For a business, the practical part is that the rate is locked before the payment goes through, and the rest of the network only ever moves bitcoin. That is why a stablecoin payment can travel over channels opened years before stablecoins existed, with no upgrade required from anyone in the middle.

Can you send one currency and receive another over Lightning?

Yes. The sender's asset and the recipient's asset do not have to match. A sender can hold a US dollar stablecoin, the recipient can want euros or plain bitcoin, and each edge node converts at its own end. The Taproot Assets v0.6 release added reliability for exactly this: a receiver can combine up to 20 incoming asset channels from different edge nodes to make cross-currency payments land.

The reason this works is that only the two ends care about the currency. River Financial puts the routing side plainly:

For any routing nodes in between, the transfer would look like any lightning transfer as they would be moving bitcoin.

So a payment can start as one stablecoin and finish as another, or as bitcoin, while every node in the middle just forwards bitcoin. The Taproot Assets documentation walks through an example where edge nodes swap between a USD asset and bitcoin, so the recipient can opt to receive bitcoin or the asset of their choice. The currency you send is not the currency that arrives; bitcoin carried the value in between.

Frequently asked questions

Does Lightning support stablecoins like USDT and USDC?

Yes, through the Taproot Assets protocol, which lets stablecoins be issued on bitcoin and moved over Lightning channels. The v0.6 release on 24 June 2025 was the first multi-asset Lightning protocol live on mainnet. USDT, USDC, and other assets can use the same mechanism.
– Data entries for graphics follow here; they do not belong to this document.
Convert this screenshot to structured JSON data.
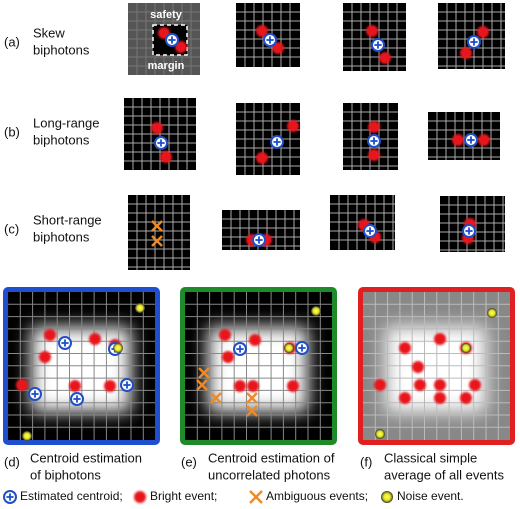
{
  "rows": [
    {
      "label": "(a)",
      "lines": [
        "Skew",
        "biphotons"
      ]
    },
    {
      "label": "(b)",
      "lines": [
        "Long-range",
        "biphotons"
      ]
    },
    {
      "label": "(c)",
      "lines": [
        "Short-range",
        "biphotons"
      ]
    }
  ],
  "margin_labels": [
    "safety",
    "margin"
  ],
  "panels": [
    {
      "label": "(d)",
      "lines": [
        "Centroid estimation",
        "of biphotons"
      ]
    },
    {
      "label": "(e)",
      "lines": [
        "Centroid estimation of",
        "uncorrelated photons"
      ]
    },
    {
      "label": "(f)",
      "lines": [
        "Classical simple",
        "average of all events"
      ]
    }
  ],
  "legend": [
    "Estimated centroid;",
    "Bright event;",
    "Ambiguous events;",
    "Noise event."
  ]
}
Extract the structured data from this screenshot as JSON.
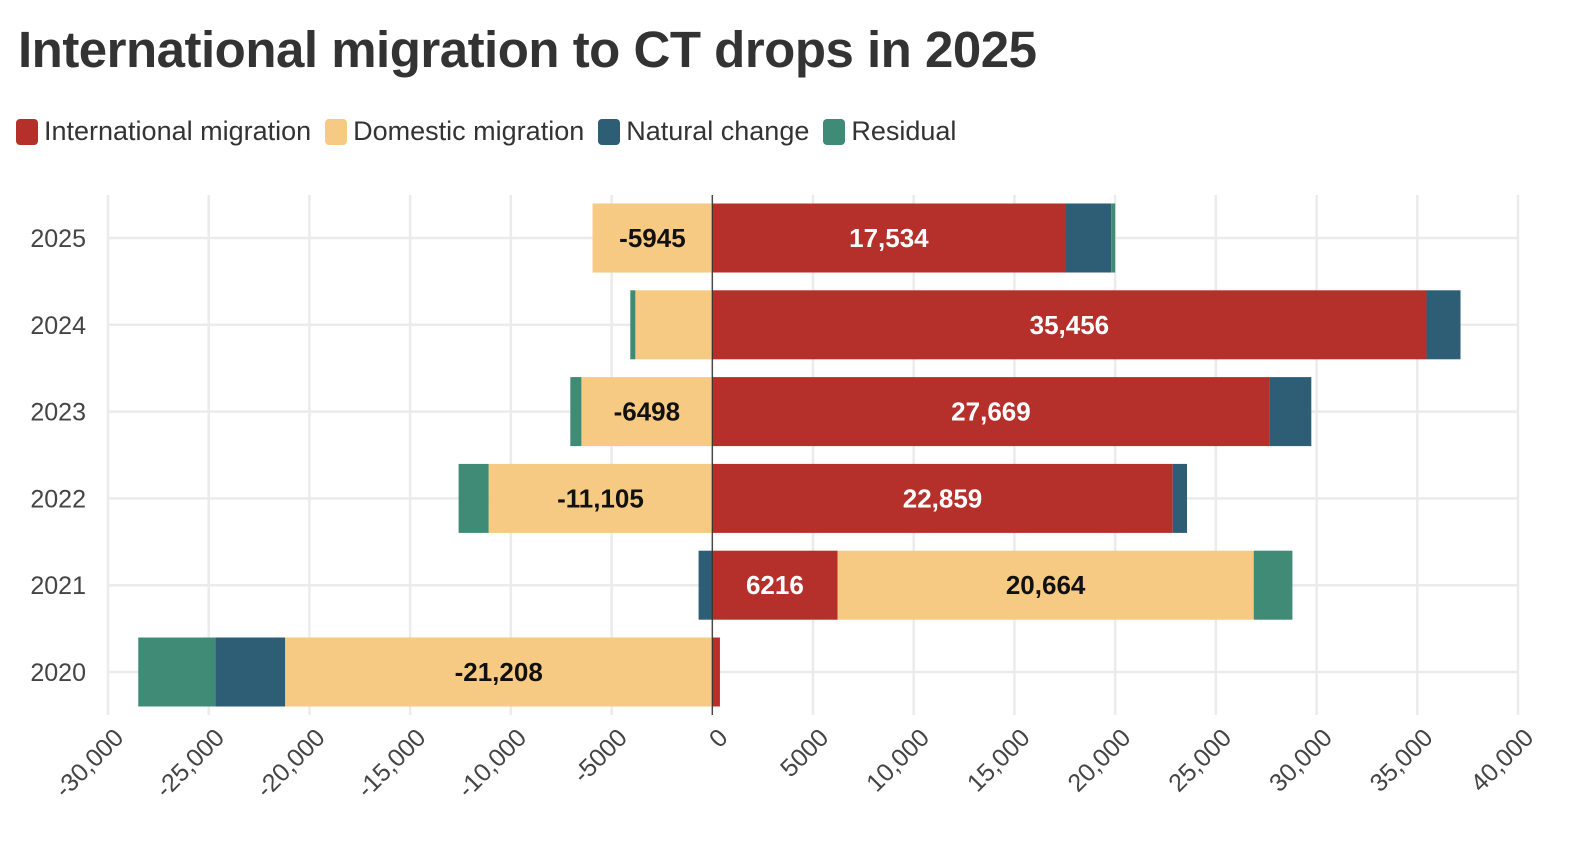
{
  "title": "International migration to CT drops in 2025",
  "legend": [
    {
      "key": "intl",
      "label": "International migration",
      "color": "#b5302a"
    },
    {
      "key": "dom",
      "label": "Domestic migration",
      "color": "#f6ca82"
    },
    {
      "key": "nat",
      "label": "Natural change",
      "color": "#2e5e76"
    },
    {
      "key": "res",
      "label": "Residual",
      "color": "#3f8b75"
    }
  ],
  "chart_data": {
    "type": "bar",
    "orientation": "horizontal-stacked-diverging",
    "title": "International migration to CT drops in 2025",
    "xlabel": "",
    "ylabel": "",
    "xlim": [
      -30000,
      40000
    ],
    "x_ticks": [
      -30000,
      -25000,
      -20000,
      -15000,
      -10000,
      -5000,
      0,
      5000,
      10000,
      15000,
      20000,
      25000,
      30000,
      35000,
      40000
    ],
    "x_tick_labels": [
      "-30,000",
      "-25,000",
      "-20,000",
      "-15,000",
      "-10,000",
      "-5000",
      "0",
      "5000",
      "10,000",
      "15,000",
      "20,000",
      "25,000",
      "30,000",
      "35,000",
      "40,000"
    ],
    "grid": true,
    "legend_position": "top-left",
    "categories": [
      "2025",
      "2024",
      "2023",
      "2022",
      "2021",
      "2020"
    ],
    "series": [
      {
        "name": "International migration",
        "key": "intl",
        "values": [
          17534,
          35456,
          27669,
          22859,
          6216,
          380
        ],
        "labels": [
          "17,534",
          "35,456",
          "27,669",
          "22,859",
          "6216",
          ""
        ]
      },
      {
        "name": "Domestic migration",
        "key": "dom",
        "values": [
          -5945,
          -3820,
          -6498,
          -11105,
          20664,
          -21208
        ],
        "labels": [
          "-5945",
          "",
          "-6498",
          "-11,105",
          "20,664",
          "-21,208"
        ]
      },
      {
        "name": "Natural change",
        "key": "nat",
        "values": [
          2270,
          1690,
          2070,
          710,
          -680,
          -3470
        ],
        "labels": [
          "",
          "",
          "",
          "",
          "",
          ""
        ]
      },
      {
        "name": "Residual",
        "key": "res",
        "values": [
          200,
          -250,
          -550,
          -1490,
          1920,
          -3820
        ],
        "labels": [
          "",
          "",
          "",
          "",
          "",
          ""
        ]
      }
    ]
  }
}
How does Lightning convert one currency to another?

Conversion happens at edge nodes, not in the middle of the network. An edge node holds a stablecoin or asset channel with its client and bitcoin channels with the rest of Lightning. It quotes a rate, accepts the client's asset, and forwards bitcoin. A second edge node converts back to the recipient's chosen currency. The core of the network only ever forwards bitcoin.

Can I send dollars and have someone receive a different currency?

Yes. Because value moves as bitcoin between two conversion points, the sender's currency and the recipient's currency can differ. You might pay with a US dollar stablecoin while the recipient receives euros or bitcoin. An edge node converts at each end, and every routing node in between only forwards bitcoin, so the two sides never need to hold the same asset.

Does the middle of the Lightning Network need to understand stablecoins?

No. Routing nodes forward bitcoin payments and do not need to know Taproot Assets exists. Only edge nodes handle the asset-to-bitcoin swaps, and they do so without custody of client funds. This is why stablecoin payments can travel over channels opened long before stablecoins were added to the network.

Is currency conversion on Lightning free?

No, but it is cheap relative to traditional cross-border options. Edge nodes charge a spread or fee for each asset-to-bitcoin swap, agreed in advance through a Request for Quote step. The Lightning transport itself sends value instantly and for low fees, so the conversion spread, not the network transport, is usually the main cost.